GRANDES MÉDICOS DE ALEXANDRIA 
 
 Grandes personalidades da medicina estudaram em Alexandria: PRAXÁGORAS DE CÓS 
(c. 340 a.C.-?) e seu aluno HERÓFILO; CRISIPO DE CNIDO e seu aluno ERASÍSTRATO; SORANO DE 
ÉFESO; ARÉCIO DA CAPADÓCIA (81-138), que nomeou o diabetes; GALENO DE PÉRGAMO; ORIBÁSIO DE 
PÉRGAmo (c. 320-400); AÉCIO DE AMIDA (c. 502-575); PAULO DE EGINA (c. 625-690). Em Alexandria 
foram feitos grandes avanços nas áreas de anatomia e fisiologia, que estavam praticamente esquecidas até 
então. A prática da dissecção humana foi encorajada e sua importância para o aprendizado, valorizada. 
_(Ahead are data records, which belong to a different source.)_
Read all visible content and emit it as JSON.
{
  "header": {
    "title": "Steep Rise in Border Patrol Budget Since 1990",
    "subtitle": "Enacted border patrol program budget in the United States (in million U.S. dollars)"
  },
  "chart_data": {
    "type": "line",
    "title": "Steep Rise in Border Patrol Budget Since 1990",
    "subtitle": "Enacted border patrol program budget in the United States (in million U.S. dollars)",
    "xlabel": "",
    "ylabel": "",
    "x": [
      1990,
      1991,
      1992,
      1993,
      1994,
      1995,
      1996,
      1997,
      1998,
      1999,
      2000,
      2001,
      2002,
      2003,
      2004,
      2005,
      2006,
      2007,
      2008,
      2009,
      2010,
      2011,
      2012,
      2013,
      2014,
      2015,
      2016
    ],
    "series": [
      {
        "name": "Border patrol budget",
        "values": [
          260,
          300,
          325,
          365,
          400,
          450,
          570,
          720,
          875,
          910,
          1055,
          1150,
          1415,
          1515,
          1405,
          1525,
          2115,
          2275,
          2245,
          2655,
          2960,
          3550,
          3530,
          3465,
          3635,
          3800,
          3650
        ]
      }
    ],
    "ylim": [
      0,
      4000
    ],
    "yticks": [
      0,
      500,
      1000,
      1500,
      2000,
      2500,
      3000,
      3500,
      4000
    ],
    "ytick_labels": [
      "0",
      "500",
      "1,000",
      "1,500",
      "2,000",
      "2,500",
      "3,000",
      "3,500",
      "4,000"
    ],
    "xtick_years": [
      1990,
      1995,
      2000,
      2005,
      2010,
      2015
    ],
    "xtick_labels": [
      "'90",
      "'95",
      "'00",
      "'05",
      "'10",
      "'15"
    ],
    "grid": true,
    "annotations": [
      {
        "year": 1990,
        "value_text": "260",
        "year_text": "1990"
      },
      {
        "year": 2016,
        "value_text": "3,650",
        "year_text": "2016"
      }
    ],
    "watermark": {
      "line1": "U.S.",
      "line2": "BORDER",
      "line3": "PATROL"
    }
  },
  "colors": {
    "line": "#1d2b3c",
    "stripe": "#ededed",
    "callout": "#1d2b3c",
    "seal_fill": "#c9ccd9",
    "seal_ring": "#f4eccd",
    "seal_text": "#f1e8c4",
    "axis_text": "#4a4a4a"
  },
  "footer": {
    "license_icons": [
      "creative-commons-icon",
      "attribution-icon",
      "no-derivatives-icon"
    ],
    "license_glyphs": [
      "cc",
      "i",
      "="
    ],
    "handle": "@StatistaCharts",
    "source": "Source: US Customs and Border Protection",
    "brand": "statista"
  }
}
Anteriormente, o conhecimento anatômico tinha que ser obtido por meio de dissecções em animais como 
as de Aristóteles (que havia comentado que nada se sabia sobre os órgãos internos dos seres humanos e 
que deu importante contribuição, dadas as limitações de seu método). Depois de Aristóteles, no período 
Helenístico (da morte de Alexandre Magno em 323 a.C. até a conquista por Roma em 30 a.C.), os mais 
importantes investigadores no campo médico foram Herófilo da Calcedônia e Erasístrato de Iulis. 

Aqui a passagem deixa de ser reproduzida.